Todd Comer is Professor of English and Director of Composition at Defiance College. While his dissertation focused on postmodernism and community, his most recent work operates at the intersection of disability and ecology. He has recently published essays on disability in Chris Ware's Building Stories and Peter Jackson's filmed versions of The Lord of the Rings. Todd Comer's next book, a monograph under contract with Bloomsbury, will involve an ecological analysis of the films of Peter Weir.

Nora Gilbert is an Assistant Professor of English at the University of North Texas who jointly specializes in Victorian literature and classical Hollywood film. She is the author of Better Left Unsaid: Victorian Novels, Hays Code Films, and the Benefits of Censorship (Stanford UP, 2013), and has published articles in Film & History, PMLA, Nineteenth-Century Literature, Nineteenth-Century Gender Studies, and Victorian Review. She is presently at work on two separate but thematically related books that are provisionally entitled Gone Girls: The Runaway Woman Narrative in Eighteenth- and Nineteenth-Century British Fiction and Unwomaned: Hollywood Stardom and the Threat of Female Independence.

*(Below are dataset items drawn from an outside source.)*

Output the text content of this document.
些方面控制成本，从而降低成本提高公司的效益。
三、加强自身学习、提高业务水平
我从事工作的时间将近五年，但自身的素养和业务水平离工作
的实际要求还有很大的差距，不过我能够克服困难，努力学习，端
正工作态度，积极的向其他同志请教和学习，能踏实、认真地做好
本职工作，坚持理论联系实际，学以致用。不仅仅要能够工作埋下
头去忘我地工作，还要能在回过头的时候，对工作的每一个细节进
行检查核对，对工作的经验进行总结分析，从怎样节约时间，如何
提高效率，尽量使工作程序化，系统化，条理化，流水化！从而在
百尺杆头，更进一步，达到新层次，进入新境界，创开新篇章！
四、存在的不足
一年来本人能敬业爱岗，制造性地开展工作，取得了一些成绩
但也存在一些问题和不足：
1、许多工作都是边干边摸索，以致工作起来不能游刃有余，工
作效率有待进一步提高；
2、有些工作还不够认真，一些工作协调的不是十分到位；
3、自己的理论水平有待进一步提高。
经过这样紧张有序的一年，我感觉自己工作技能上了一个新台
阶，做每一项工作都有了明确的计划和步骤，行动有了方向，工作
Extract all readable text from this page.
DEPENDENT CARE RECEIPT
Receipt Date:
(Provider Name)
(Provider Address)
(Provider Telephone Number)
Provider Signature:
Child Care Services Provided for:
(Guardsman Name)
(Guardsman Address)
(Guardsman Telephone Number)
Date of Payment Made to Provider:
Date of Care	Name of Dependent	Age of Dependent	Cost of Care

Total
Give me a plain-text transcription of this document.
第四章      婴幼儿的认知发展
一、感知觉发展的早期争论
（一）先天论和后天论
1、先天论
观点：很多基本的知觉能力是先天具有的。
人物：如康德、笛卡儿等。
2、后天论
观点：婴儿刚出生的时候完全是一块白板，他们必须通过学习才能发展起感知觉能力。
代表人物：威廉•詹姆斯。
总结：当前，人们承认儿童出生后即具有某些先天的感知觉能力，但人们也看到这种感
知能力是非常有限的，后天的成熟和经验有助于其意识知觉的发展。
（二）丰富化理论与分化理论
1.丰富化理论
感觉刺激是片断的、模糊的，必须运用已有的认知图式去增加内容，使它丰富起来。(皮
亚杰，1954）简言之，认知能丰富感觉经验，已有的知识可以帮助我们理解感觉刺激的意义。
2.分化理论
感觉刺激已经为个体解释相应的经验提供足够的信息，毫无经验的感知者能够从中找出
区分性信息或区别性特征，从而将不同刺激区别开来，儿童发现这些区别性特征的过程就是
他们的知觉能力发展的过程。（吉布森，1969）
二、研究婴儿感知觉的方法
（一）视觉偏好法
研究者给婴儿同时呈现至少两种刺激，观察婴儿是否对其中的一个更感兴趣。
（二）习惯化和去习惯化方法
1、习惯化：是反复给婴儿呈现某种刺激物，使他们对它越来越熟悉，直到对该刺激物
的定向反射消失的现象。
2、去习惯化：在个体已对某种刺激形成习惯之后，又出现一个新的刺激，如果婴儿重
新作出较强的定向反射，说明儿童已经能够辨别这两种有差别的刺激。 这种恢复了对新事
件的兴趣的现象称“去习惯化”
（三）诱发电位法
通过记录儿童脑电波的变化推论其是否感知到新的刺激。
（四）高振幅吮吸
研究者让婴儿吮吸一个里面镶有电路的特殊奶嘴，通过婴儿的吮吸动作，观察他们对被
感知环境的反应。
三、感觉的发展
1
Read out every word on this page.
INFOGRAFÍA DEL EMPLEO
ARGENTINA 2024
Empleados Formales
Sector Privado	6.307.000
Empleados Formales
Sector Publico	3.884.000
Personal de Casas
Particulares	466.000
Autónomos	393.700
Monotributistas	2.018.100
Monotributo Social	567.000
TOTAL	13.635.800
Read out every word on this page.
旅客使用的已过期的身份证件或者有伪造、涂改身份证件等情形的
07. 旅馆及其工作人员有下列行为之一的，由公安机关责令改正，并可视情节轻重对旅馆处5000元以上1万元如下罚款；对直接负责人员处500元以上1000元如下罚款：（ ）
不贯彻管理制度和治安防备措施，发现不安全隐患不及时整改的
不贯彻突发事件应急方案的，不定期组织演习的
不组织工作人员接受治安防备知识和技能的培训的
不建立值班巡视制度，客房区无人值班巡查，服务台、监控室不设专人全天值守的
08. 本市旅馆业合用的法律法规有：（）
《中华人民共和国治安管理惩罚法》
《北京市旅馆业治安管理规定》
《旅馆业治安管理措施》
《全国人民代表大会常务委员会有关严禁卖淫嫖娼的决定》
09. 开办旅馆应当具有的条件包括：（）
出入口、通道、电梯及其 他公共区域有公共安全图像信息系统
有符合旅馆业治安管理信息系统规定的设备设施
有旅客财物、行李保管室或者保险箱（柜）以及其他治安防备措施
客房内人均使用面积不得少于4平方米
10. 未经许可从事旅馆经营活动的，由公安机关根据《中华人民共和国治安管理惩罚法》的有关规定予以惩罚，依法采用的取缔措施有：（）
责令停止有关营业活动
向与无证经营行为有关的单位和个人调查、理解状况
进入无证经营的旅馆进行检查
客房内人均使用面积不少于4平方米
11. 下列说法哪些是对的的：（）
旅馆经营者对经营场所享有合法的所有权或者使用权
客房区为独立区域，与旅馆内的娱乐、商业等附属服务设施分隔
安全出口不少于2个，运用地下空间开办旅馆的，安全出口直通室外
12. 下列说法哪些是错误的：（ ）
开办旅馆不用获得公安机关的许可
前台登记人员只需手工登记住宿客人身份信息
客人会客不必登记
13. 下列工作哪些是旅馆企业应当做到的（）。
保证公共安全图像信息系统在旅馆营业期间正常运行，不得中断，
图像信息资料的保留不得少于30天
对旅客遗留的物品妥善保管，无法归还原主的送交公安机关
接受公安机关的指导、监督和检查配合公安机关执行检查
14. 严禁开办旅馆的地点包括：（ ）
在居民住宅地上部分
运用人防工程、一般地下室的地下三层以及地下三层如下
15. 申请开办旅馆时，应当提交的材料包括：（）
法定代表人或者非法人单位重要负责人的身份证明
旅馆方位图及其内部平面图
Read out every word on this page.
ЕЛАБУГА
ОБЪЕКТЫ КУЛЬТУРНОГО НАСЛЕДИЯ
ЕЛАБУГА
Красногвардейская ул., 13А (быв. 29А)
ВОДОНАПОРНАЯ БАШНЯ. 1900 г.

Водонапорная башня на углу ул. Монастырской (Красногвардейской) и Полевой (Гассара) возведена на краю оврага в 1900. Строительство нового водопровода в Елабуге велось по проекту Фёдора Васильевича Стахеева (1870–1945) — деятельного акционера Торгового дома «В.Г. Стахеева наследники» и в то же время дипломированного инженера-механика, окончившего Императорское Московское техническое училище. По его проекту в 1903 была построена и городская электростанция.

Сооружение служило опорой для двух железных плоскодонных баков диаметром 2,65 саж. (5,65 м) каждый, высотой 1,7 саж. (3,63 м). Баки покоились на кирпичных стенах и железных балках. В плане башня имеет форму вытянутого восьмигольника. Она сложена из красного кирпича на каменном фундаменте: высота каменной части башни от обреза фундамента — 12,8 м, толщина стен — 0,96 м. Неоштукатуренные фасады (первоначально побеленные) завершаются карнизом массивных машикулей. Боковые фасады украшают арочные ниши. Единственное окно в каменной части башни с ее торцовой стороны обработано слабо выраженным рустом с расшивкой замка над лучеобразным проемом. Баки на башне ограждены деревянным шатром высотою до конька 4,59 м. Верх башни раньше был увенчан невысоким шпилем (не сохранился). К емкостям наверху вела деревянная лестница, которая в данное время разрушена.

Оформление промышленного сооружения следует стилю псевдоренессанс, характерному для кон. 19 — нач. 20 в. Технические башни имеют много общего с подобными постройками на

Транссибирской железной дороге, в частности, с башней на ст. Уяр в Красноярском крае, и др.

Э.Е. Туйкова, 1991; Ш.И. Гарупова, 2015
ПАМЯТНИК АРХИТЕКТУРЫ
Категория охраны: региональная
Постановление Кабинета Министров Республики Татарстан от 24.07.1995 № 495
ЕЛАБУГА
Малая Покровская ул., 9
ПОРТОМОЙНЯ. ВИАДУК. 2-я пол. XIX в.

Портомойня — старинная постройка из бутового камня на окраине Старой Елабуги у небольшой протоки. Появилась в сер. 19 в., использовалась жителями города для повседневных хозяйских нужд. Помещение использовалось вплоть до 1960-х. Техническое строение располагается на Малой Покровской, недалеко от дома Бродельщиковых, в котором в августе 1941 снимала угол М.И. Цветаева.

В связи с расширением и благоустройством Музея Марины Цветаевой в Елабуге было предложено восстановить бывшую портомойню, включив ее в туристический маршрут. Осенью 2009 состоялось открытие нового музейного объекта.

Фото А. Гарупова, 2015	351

Hatice Yurttas holds a PhD in English Language and Literature from the University of Istanbul in Turkey. Her doctorate research is based on post-modern women's writing and the novel genre. She continues to work and publish on women's writing, the novel, and postmodern literary theories. Hatice Yurttas has held positions as Instructor and Assistant Professor of English.

Daniel Aureliano Newman is a Social Sciences and Humanities Research Council of Canada Post-Doctoral Fellow at McGill University, where he [End Page 135] works on biology and physics in modern and contemporary British and Irish fiction. Some of his research is published or forthcoming in Style, James Joyce Quarterly, and Twentieth-Century Literature. He has also published scientific articles in Oikos and American Journal of Botany.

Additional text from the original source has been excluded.